It’s been a while since I did a new installment of Random Game Wednesdays, and I thought that for the grand return of the feature, I should go to a new source of games. So, I went with the NES library offered with Nintendo Switch Online. There’s already a decent amount of stuff in there, with favorites, more obscure games, and weird enhanced versions of games, most of which I haven’t touched. But of course, the random number generator decided to throw me a game I’ve played a million times before.
Not that I’m complaining. Super Mario Bros. 3 is an absolutely incredible game that hasn’t aged a day. Tight controls, excellent level design, iconic visuals, and a great soundtrack all make this game just as entertaining today as it was when it first came out. But it’s also interesting to look back and see how much this game pushed the series forward.

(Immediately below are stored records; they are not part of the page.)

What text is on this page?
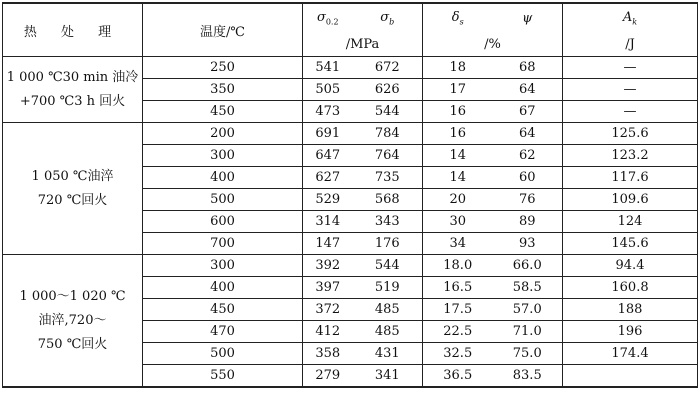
热 处 理	温度/℃	$\sigma_{0.2}$	$\sigma_b$	$\delta_s$	ψ	$A_k$
		/MPa		/%		/J

1 000 ℃30 min 油冷
+700 ℃3 h 回火	250	541	672	18	68	—
	350	505	626	17	64	—
	450	473	544	16	67	—

1 050 ℃油淬
720 ℃回火	200	691	784	16	64	125.6
	300	647	764	14	62	123.2
	400	627	735	14	60	117.6
	500	529	568	20	76	109.6
	600	314	343	30	89	124
	700	147	176	34	93	145.6

1 000～1 020 ℃
油淬,720～
750 ℃回火	300	392	544	18.0	66.0	94.4
	400	397	519	16.5	58.5	160.8
	450	372	485	17.5	57.0	188
	470	412	485	22.5	71.0	196
	500	358	431	32.5	75.0	174.4
	550	279	341	36.5	83.5	
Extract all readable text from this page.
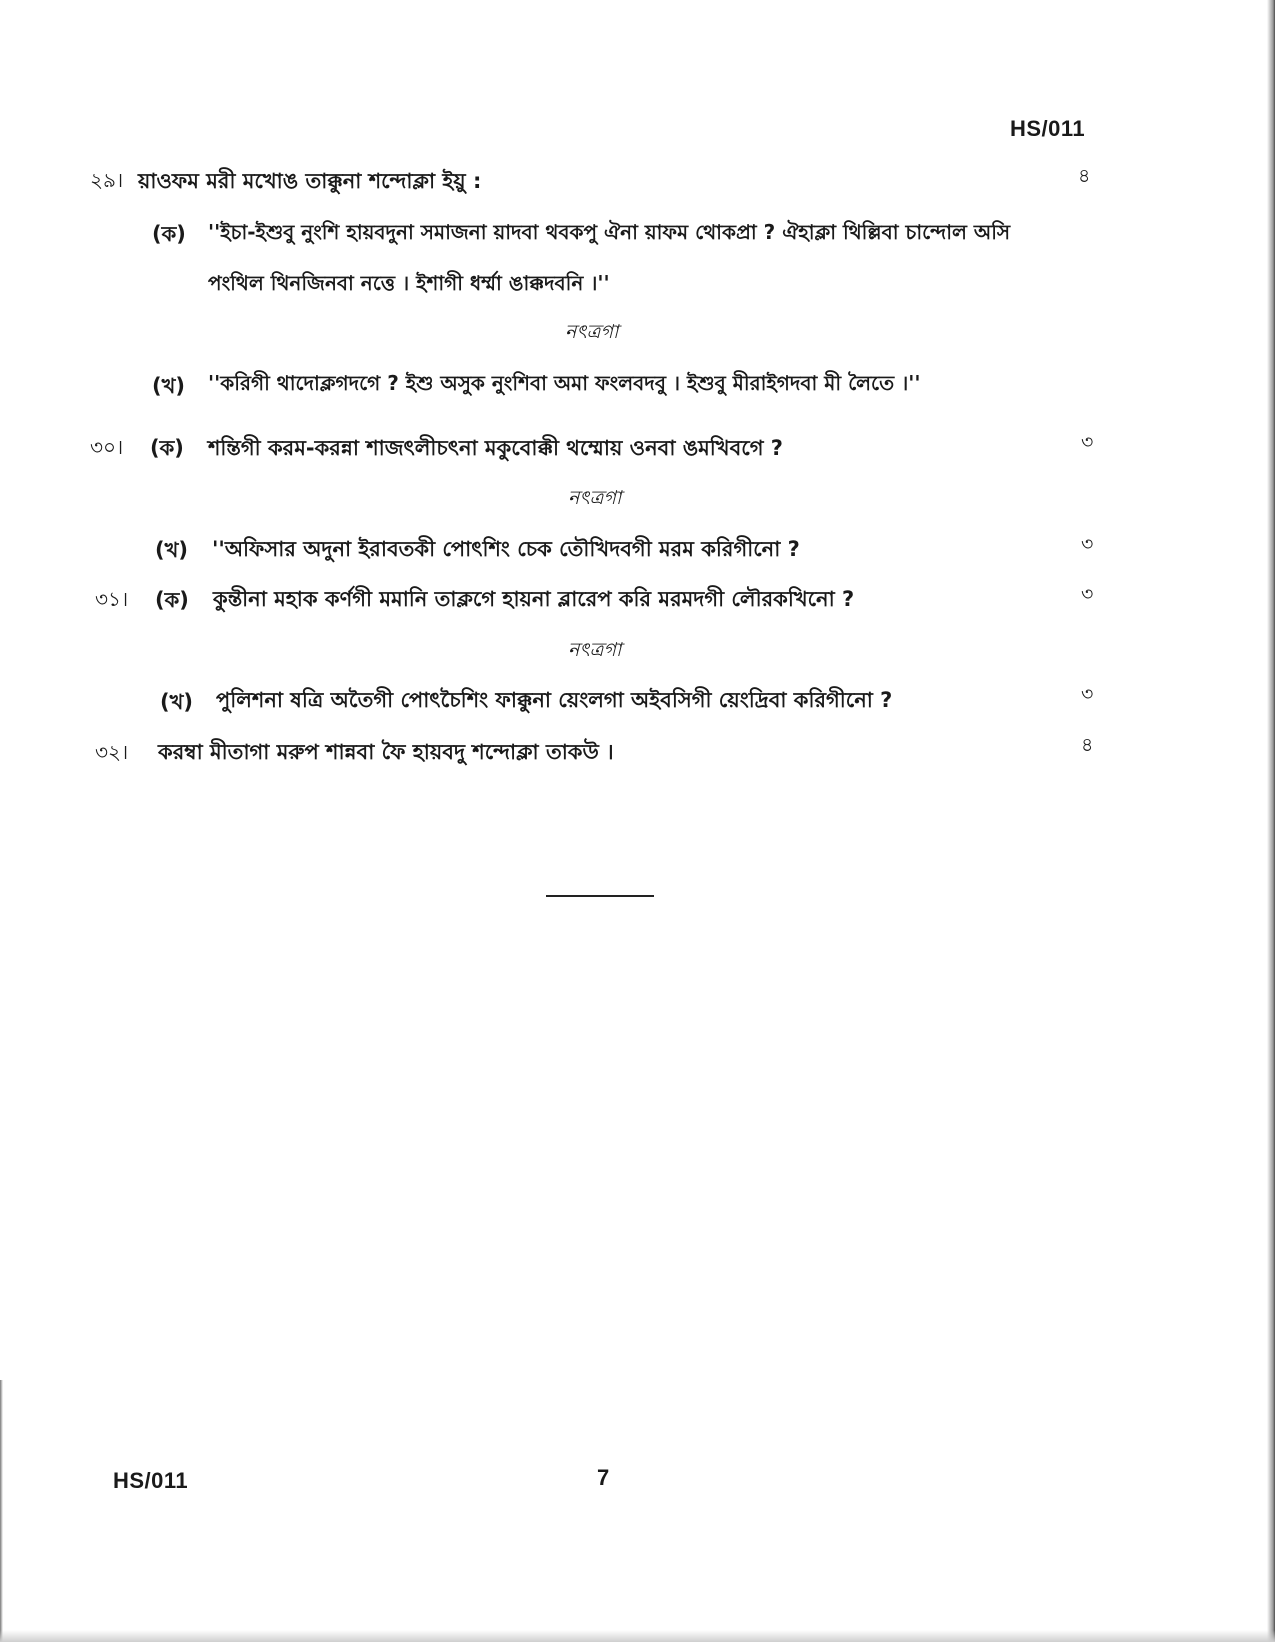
HS/011
২৯। য়াওফম মরী মখোঙ তাক্কুনা শন্দোক্লা ইয়ু :	৪
(ক) ''ইচা-ইশুবু নুংশি হায়বদুনা সমাজনা য়াদবা থবকপু ঐনা য়াফম থোকপ্রা ? ঐহাক্লা থিল্লিবা চান্দোল অসি
পংথিল থিনজিনবা নত্তে । ইশাগী ধর্ম্মা ঙাক্কদবনি ।''
নৎত্রগা
(খ) ''করিগী থাদোক্লগদগে ? ইশু অসুক নুংশিবা অমা ফংলবদবু । ইশুবু মীরাইগদবা মী লৈতে ।''
৩০। (ক) শন্তিগী করম-করন্না শাজৎলীচৎনা মকুবোক্কী থম্মোয় ওনবা ঙমখিবগে ?	৩
নৎত্রগা
(খ) ''অফিসার অদুনা ইরাবতকী পোৎশিং চেক তৌখিদবগী মরম করিগীনো ?	৩
৩১। (ক) কুন্তীনা মহাক কর্ণগী মমানি তাক্লগে হায়না ব্লারেপ করি মরমদগী লৌরকখিনো ?	৩
নৎত্রগা
(খ) পুলিশনা ষত্রি অতৈগী পোৎচৈশিং ফাক্কুনা য়েংলগা অইবসিগী য়েংদ্রিবা করিগীনো ?	৩
৩২। করম্বা মীতাগা মরুপ শান্নবা ফৈ হায়বদু শন্দোক্লা তাকউ ।	৪
HS/011	7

Super Mario is known for it’s secrets, but it’s weird to think about how there really wasn’t much of that in the first two games. Both had hidden warp zones, but that was about it. Super Mario Bros. 3 on the other hand is filled to the brim with secrets. You might find a secret Toad house with a special item if you happen to grab every coin on a stage. Or maybe you’ll open a secret area on the world map by breaking a rock with a hammer. Or maybe a special airship will appear that’s full of coins. While the next game in the series, Super Mario World, would take this to the next level by offering branching paths and stages that could only be found with secrets, it’s clear the root of this is in 3.
But there’s a lot more to the game than just the secrets. The core gameplay remains as fun as the series has ever been. Just like in the first game, you’re mostly just trying to get from the start of the level to the end, dodging or defeating enemies and collecting coins and power-ups along the way. But more varied obstacles and terrain make it much more interesting this time around. For the first time, slopes have been introduced, which you can slide down and kill any enemy in your path. Along with these are bouncy blocks as well as platforms that move along a set path. There’s just a lot going on in these levels.

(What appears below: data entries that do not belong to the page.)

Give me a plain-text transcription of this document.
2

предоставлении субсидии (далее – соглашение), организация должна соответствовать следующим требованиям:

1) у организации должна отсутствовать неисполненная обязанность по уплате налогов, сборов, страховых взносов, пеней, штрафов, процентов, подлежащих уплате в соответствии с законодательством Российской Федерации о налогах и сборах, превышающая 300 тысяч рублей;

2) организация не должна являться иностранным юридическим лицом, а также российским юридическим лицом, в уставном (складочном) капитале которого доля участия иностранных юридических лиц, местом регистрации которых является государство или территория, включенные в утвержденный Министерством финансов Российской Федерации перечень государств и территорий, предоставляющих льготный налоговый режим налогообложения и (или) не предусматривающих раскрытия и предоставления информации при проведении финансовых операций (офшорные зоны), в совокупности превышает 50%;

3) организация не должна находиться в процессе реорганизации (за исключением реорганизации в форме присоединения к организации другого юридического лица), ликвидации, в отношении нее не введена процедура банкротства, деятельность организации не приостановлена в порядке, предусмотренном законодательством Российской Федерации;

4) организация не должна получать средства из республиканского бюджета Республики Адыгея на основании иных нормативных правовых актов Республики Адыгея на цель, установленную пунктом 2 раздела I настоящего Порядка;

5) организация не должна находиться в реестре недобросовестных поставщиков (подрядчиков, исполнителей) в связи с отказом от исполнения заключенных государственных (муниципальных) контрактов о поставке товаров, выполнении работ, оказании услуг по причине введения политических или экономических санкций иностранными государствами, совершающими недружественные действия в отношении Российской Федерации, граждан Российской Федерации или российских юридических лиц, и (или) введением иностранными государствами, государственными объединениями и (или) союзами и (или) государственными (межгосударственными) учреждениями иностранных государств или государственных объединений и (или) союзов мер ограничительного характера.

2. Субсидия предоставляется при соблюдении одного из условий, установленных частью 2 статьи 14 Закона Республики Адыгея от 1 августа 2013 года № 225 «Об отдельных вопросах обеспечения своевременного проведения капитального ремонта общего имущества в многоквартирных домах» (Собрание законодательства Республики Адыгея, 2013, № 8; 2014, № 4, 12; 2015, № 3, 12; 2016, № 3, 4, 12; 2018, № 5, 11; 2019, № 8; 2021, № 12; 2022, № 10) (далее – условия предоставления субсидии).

The way you access the levels is new too. Instead of simply going from level to level, you now have a world map. While for the most part, you still have to just go to the next level and play it, it does occasionally allow you to choose between a couple different levels. Like the first game, the levels are divided between eight worlds, but this time there’s a clear theme for each world, which is reflected in both the levels and the map. For example, the second world is desert themed and the fourth world has giant enemies and pipes.
But levels aren’t all you can do on the world map. You’ll also come across minigames. The most common one is like a horizontal slot machine, where you try to stop three rotating pictures at the right time to create a picture of either a star, a mushroom, or a flower. There’s also one that pops up every once in a while that is a memory match game for items. It’s a fun little diversion and goes a long way to making this game feel fresh.
At the end of each world, you’ll find a king who’s been transformed into an animal and a Toad who’s freaking out about it. This will lead to you boarding one of the Koopalings’ airships, to defeat them and get a wand that will change the king back. If you lose, the airship will fly to a random part of the map, sometimes hiding behind levels that you may have skipped the first time around. It’s a cool way to add extra stakes to boss levels, as well as encouraging the player to try every level.
One of the big things that keeps this game feeling great so many years later is the controls. If you go back to the first game, you’ll notice that Mario kind of slides around a lot, but thankfully, that’s been toned down a lot here. Now, when you make a mistake, it feels like it’s your fault and not because the game just doesn’t handle well.
You don’t need me to tell you that Super Mario Bros. 3 is a great game, this is pretty common knowledge. If for some reason you haven’t played this game before, there’s no reason not to give it a try. It’s a game the defies time and is still just as fun as it was when it was brand new.